# My First Inglot Haul!!



## ElvenEyes (May 4, 2011)

We don't have Inglot anywhere here and have to buy online, so I did lots of homework looking at swatches, reviews and so forth on the web and blogs and videos!  I made up 2 blush palettes (forgot to add one, so that will be fun to pick out) and one eyeshadow palette and a few other goodies. I look forward to trying these out. They pack everything extremely well and it is so much fun making up the palettes. Lots of product, too, and ranges from shimmers, mattes to satin like finishes.
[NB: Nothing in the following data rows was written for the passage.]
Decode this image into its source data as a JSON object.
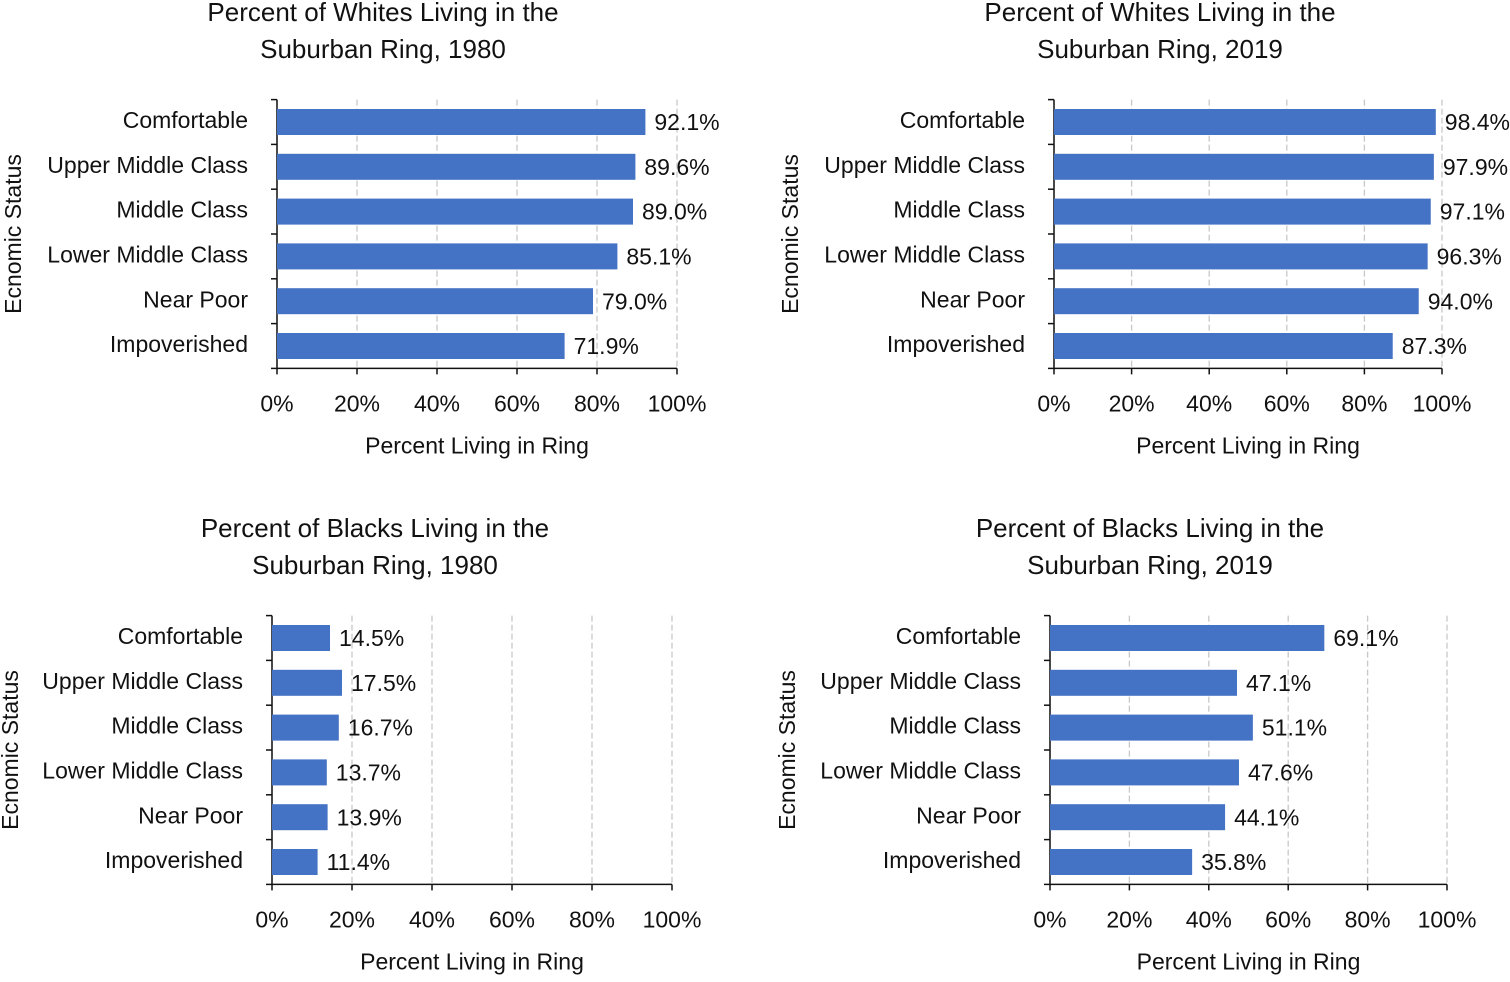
{
  "chart_data": [
    {
      "type": "bar",
      "orientation": "horizontal",
      "title": [
        "Percent of Whites Living in the",
        "Suburban Ring, 1980"
      ],
      "x_label": "Percent Living in Ring",
      "y_label": "Ecnomic Status",
      "categories": [
        "Comfortable",
        "Upper Middle Class",
        "Middle Class",
        "Lower Middle Class",
        "Near Poor",
        "Impoverished"
      ],
      "values": [
        92.1,
        89.6,
        89.0,
        85.1,
        79.0,
        71.9
      ],
      "value_labels": [
        "92.1%",
        "89.6%",
        "89.0%",
        "85.1%",
        "79.0%",
        "71.9%"
      ],
      "color": "#4472c4",
      "xlim": [
        0,
        100
      ],
      "xticks": [
        {
          "value": 0,
          "label": "0%"
        },
        {
          "value": 20,
          "label": "20%"
        },
        {
          "value": 40,
          "label": "40%"
        },
        {
          "value": 60,
          "label": "60%"
        },
        {
          "value": 80,
          "label": "80%"
        },
        {
          "value": 100,
          "label": "100%"
        }
      ],
      "grid": true
    },
    {
      "type": "bar",
      "orientation": "horizontal",
      "title": [
        "Percent of Whites Living in the",
        "Suburban Ring, 2019"
      ],
      "x_label": "Percent Living in Ring",
      "y_label": "Ecnomic Status",
      "categories": [
        "Comfortable",
        "Upper Middle Class",
        "Middle Class",
        "Lower Middle Class",
        "Near Poor",
        "Impoverished"
      ],
      "values": [
        98.4,
        97.9,
        97.1,
        96.3,
        94.0,
        87.3
      ],
      "value_labels": [
        "98.4%",
        "97.9%",
        "97.1%",
        "96.3%",
        "94.0%",
        "87.3%"
      ],
      "color": "#4472c4",
      "xlim": [
        0,
        100
      ],
      "xticks": [
        {
          "value": 0,
          "label": "0%"
        },
        {
          "value": 20,
          "label": "20%"
        },
        {
          "value": 40,
          "label": "40%"
        },
        {
          "value": 60,
          "label": "60%"
        },
        {
          "value": 80,
          "label": "80%"
        },
        {
          "value": 100,
          "label": "100%"
        }
      ],
      "grid": true
    },
    {
      "type": "bar",
      "orientation": "horizontal",
      "title": [
        "Percent of Blacks Living in the",
        "Suburban Ring, 1980"
      ],
      "x_label": "Percent Living in Ring",
      "y_label": "Ecnomic Status",
      "categories": [
        "Comfortable",
        "Upper Middle Class",
        "Middle Class",
        "Lower Middle Class",
        "Near Poor",
        "Impoverished"
      ],
      "values": [
        14.5,
        17.5,
        16.7,
        13.7,
        13.9,
        11.4
      ],
      "value_labels": [
        "14.5%",
        "17.5%",
        "16.7%",
        "13.7%",
        "13.9%",
        "11.4%"
      ],
      "color": "#4472c4",
      "xlim": [
        0,
        100
      ],
      "xticks": [
        {
          "value": 0,
          "label": "0%"
        },
        {
          "value": 20,
          "label": "20%"
        },
        {
          "value": 40,
          "label": "40%"
        },
        {
          "value": 60,
          "label": "60%"
        },
        {
          "value": 80,
          "label": "80%"
        },
        {
          "value": 100,
          "label": "100%"
        }
      ],
      "grid": true
    },
    {
      "type": "bar",
      "orientation": "horizontal",
      "title": [
        "Percent of Blacks Living in the",
        "Suburban Ring, 2019"
      ],
      "x_label": "Percent Living in Ring",
      "y_label": "Ecnomic Status",
      "categories": [
        "Comfortable",
        "Upper Middle Class",
        "Middle Class",
        "Lower Middle Class",
        "Near Poor",
        "Impoverished"
      ],
      "values": [
        69.1,
        47.1,
        51.1,
        47.6,
        44.1,
        35.8
      ],
      "value_labels": [
        "69.1%",
        "47.1%",
        "51.1%",
        "47.6%",
        "44.1%",
        "35.8%"
      ],
      "color": "#4472c4",
      "xlim": [
        0,
        100
      ],
      "xticks": [
        {
          "value": 0,
          "label": "0%"
        },
        {
          "value": 20,
          "label": "20%"
        },
        {
          "value": 40,
          "label": "40%"
        },
        {
          "value": 60,
          "label": "60%"
        },
        {
          "value": 80,
          "label": "80%"
        },
        {
          "value": 100,
          "label": "100%"
        }
      ],
      "grid": true
    }
  ]
}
I love the clean lines of the magnetic Free Form palettes.  So here we go:

  	Eyeshadow palette:
  	351, 46, 395, 390, 461
  	460, 363, 459, 423, 378

  	Blush:
  	37, 20, 38, blank spot!

  	35, 34, 55, 59

  	Creme blush in 84, 88
  	Shimmer powder blush (looks a lot like NARS Anjelica) 36


----------



## heart (May 4, 2011)

very nice!  you make me want to try inglot.


----------



## alexheartsmac (May 4, 2011)

love it


----------



## naturallyfab (May 4, 2011)

I really want to try inglot! I hope you get the chance to do a review later!


----------



## Alicesandra (May 4, 2011)

Been looking at inglot lately, a review would be nice! Nice haul~


----------



## roLLerGrrL (May 5, 2011)

Great palette! I have many of the same eyeshadow colours & I love them. -) Inglot's Matte & DS neutrals are excellent.


----------



## mtrimier (May 5, 2011)

cool beans! I have a few of those shadow colors on my list to try out. Nice to see a regular photo of them!
  	Enjoy your goodies!


----------



## LMD84 (May 8, 2011)

you made great choices debi!


----------



## nunu (May 8, 2011)

Nice haul!


----------



## lexijojohnson (May 25, 2011)

Ooooh! What do you think of the creme blush?  I have #84 on my wishlist!


----------